Is the risk different from the risks of antibiotics and antifungals with respect to creating resistant strains?
Well, first off "normal" antibiotics don't kill viruses so that kinda makes it different from the start. But even then, most antibiotics kill bacteria etc through disrupting their cellular processes and leaves the DNA mostly alone. Resistance against antibiotics is created through natural evolution; those bacteria that can survive better in an environment where antibiotics will reproduce more than their cousins which can't.

OTOH, Molnupiravir works by: (quoting from Wikipedia again)

> [it] exerts its antiviral action through introduction of copying errors during viral RNA replication.
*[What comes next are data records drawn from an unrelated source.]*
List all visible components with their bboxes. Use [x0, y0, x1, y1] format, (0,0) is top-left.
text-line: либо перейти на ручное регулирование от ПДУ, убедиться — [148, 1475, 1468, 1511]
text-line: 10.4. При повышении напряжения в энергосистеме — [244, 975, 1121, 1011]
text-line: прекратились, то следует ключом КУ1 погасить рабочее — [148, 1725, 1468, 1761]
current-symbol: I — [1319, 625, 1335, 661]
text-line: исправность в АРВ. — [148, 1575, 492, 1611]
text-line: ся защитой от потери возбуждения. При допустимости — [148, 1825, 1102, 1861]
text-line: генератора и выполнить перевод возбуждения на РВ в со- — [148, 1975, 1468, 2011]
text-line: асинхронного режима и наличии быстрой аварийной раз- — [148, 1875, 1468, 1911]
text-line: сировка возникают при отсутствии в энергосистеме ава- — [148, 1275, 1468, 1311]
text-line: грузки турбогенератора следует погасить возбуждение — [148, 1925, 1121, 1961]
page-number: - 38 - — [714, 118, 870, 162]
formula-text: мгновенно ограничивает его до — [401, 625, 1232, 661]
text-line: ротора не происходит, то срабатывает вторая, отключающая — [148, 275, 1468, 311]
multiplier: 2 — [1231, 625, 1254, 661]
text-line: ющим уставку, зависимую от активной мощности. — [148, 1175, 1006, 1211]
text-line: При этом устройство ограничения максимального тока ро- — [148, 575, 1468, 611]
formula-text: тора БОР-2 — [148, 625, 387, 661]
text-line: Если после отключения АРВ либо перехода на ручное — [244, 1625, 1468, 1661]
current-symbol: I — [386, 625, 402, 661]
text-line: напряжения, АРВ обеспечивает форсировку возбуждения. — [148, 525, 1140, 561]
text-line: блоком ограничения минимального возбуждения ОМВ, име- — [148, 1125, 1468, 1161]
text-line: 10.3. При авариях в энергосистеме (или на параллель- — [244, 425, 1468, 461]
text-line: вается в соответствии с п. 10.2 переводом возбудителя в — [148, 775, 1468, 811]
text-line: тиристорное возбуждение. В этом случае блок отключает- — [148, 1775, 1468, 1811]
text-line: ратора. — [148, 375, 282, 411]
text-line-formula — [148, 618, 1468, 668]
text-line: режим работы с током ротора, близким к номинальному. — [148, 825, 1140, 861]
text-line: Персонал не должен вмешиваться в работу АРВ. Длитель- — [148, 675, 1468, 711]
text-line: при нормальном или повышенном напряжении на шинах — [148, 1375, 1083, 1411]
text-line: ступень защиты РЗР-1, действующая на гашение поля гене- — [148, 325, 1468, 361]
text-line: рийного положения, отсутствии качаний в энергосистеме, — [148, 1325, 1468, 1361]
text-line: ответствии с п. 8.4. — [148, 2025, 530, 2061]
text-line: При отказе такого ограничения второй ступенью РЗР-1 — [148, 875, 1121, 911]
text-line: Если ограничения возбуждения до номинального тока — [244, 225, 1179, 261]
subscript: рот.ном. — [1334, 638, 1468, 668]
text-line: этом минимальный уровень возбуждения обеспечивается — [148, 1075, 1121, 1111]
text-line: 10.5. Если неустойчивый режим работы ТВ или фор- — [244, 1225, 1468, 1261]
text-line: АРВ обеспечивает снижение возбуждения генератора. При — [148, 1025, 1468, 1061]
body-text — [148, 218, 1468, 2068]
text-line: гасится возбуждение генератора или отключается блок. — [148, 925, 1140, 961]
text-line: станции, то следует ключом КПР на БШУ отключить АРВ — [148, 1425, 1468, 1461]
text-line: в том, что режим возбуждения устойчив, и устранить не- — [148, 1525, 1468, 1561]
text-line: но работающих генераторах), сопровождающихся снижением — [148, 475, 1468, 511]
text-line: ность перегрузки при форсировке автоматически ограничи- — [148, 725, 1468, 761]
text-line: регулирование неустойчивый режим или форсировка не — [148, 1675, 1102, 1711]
So it deliberately stops virus reproduction by introducing errors in RNA copying. The vast majority of time this just makes the virus nonfunctional, but it is technically not impossible that it creates a viable mutated strain. This mutated strain may or may not be worse than the original virus. It is not unsimilar to how `cat /dev/urandom | bash` just MIGHT start off with `rm -rf /` and delete everything, but usually it will just create a crash because the random bytes don't parse into a valid bash command.